Juan Cárdenas: todos somos guacherna
Por José de María Romero Barea
He devorado Ornamento (Editorial Periférica, 2015) fascinado por las sucesivas capas de mentira, hipocresía, voyeurismo, manipulación, engaño, disfunción, psicopatología. El protagonista de la novela de Juan Cárdenas (Popayán (Colombia), 1978) es un desgraciado tan convincente que parece salido de una producción para la HBO. Sentí que había leído algo así antes. Entonces me acordé de la experta, retorcida, y excepcionalmente profética anterior novela de Cárdenas, Los estratos (2013).
El autor colombiano es notorio por su libro de relatos Carreras delictivas (2008), su novela corta Zumbido (2010), y su hiperactividad traductora, que ha rescatado gran parte de la ficción de William Faulkner, Gordon Lish, Muriel Spark, Norman Mailer, Nathaniel Hawthorne, Thomas Wolfe, Eça de Queirós o Machado de Assis. Así pues, el cambio radical en estilo y sustancia que supone la ficción contemporánea, no le es ajeno.

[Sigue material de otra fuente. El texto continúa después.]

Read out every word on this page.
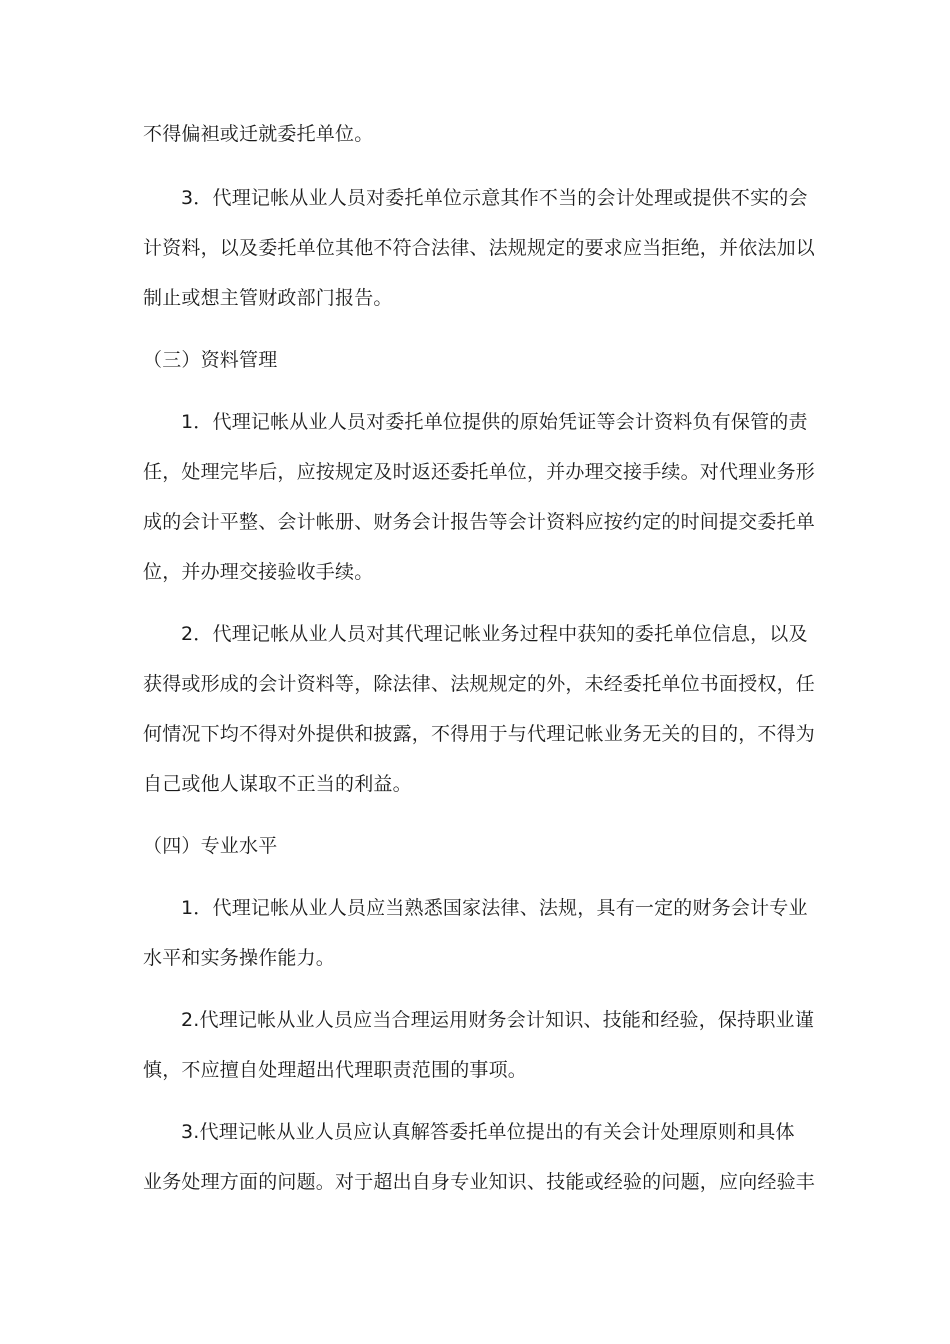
不得偏袒或迁就委托单位。
3．代理记帐从业人员对委托单位示意其作不当的会计处理或提供不实的会
计资料，以及委托单位其他不符合法律、法规规定的要求应当拒绝，并依法加以
制止或想主管财政部门报告。
（三）资料管理
1．代理记帐从业人员对委托单位提供的原始凭证等会计资料负有保管的责
任，处理完毕后，应按规定及时返还委托单位，并办理交接手续。对代理业务形
成的会计平整、会计帐册、财务会计报告等会计资料应按约定的时间提交委托单
位，并办理交接验收手续。
2．代理记帐从业人员对其代理记帐业务过程中获知的委托单位信息，以及
获得或形成的会计资料等，除法律、法规规定的外，未经委托单位书面授权，任
何情况下均不得对外提供和披露，不得用于与代理记帐业务无关的目的，不得为
自己或他人谋取不正当的利益。
（四）专业水平
1．代理记帐从业人员应当熟悉国家法律、法规，具有一定的财务会计专业
水平和实务操作能力。
2.代理记帐从业人员应当合理运用财务会计知识、技能和经验，保持职业谨
慎，不应擅自处理超出代理职责范围的事项。
3.代理记帐从业人员应认真解答委托单位提出的有关会计处理原则和具体
业务处理方面的问题。对于超出自身专业知识、技能或经验的问题，应向经验丰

La incendiaria y asombrosamente a-política Ornamento, menos freudiana que junguiana, es en esencia (auto) destructiva. Su discurso no privilegia la infancia, sino la carne, “los labios como salchichas, la diminuta nariz de cerdo, las capas de maquillaje aplicadas como espátula (…) el gasto por el gasto, el adorno fuera de control”. De impulso surrealista, las líneas y bucles argumentales se unen de forma inconsciente en imágenes coherentes. Mediante un lenguaje complejo de arreglos simples, consigue “quitar los ídolos y poner las imágenes (…) El desquite de los ídolos. El Gran Desquite”.
Ornamento es la narración de un asesino en serie escrita de forma inconexa, en un lenguaje ajeno a los clichés que al mismo tiempo supone una defensa de la lectura por placer. Es como si su autor quisiera desmentir la famosa afirmación de Humbert Humbert de que “siempre se puede contar con un asesino para escribir una prosa elegante”. Las ocurrencias se suceden con una frecuencia implacable, “ensartando ideas, como quien mete cuentas de colores en un hilo (…) siguiendo solo un criterio intuitivo, como en un juego infantil de combinaciones”.
Cardenas denuncia la banalidad de la lengua y luego la estrangula. Leer Ornamento es como estar atrapado en una habitación con un loco locuaz, una zona muerta espiritual del engaño y la violencia sin afectos disfrazados por eufemismos vacuos. Su autor ha concebido una novela genuinamente literaria y a la vez miméticamente efectiva, enloquecedoramente deleitable: “Con los años la palabra guacherna solo me sugiere una bola informe de chatarra cultural (…) Porque eso es, al fin y al cabo, lo que somos: narcos, como los de las películas. Somos guacherna, todos somos guacherna”.
El arco narrativo avanza y regresa a su pathos, mientras se suceden la negligencia y el abuso. El estilo se diluye en la disociación mental, indicada por la ruptura definitiva de la claridad y la sintaxis. Cárdenas da forma a la falta de forma de la locura: “mi mamá parece una muñeca de carne y hueso recién salida de la caja (…) es la afirmación definitiva del ornamento, la negación definitiva de la austeridad arquitectónica de la casa”.
Sería fácil leer la obra de Cárdenas como una serie de visiones neuróticas fruto de la pesadilla post-Hiroshima, pero eso sería demasiado fácil. Así como el cubismo encontró una forma de objetivar el espacio y el tiempo en el universo de Einstein, la prosa expresionista del autor colombiano encarna la indeterminación fisible del mundo cuántico. Como todos los artistas abstractos, Cárdenas es más concreto de lo que uno podría suponer. Su obra, felizmente, permanece a ras del suelo.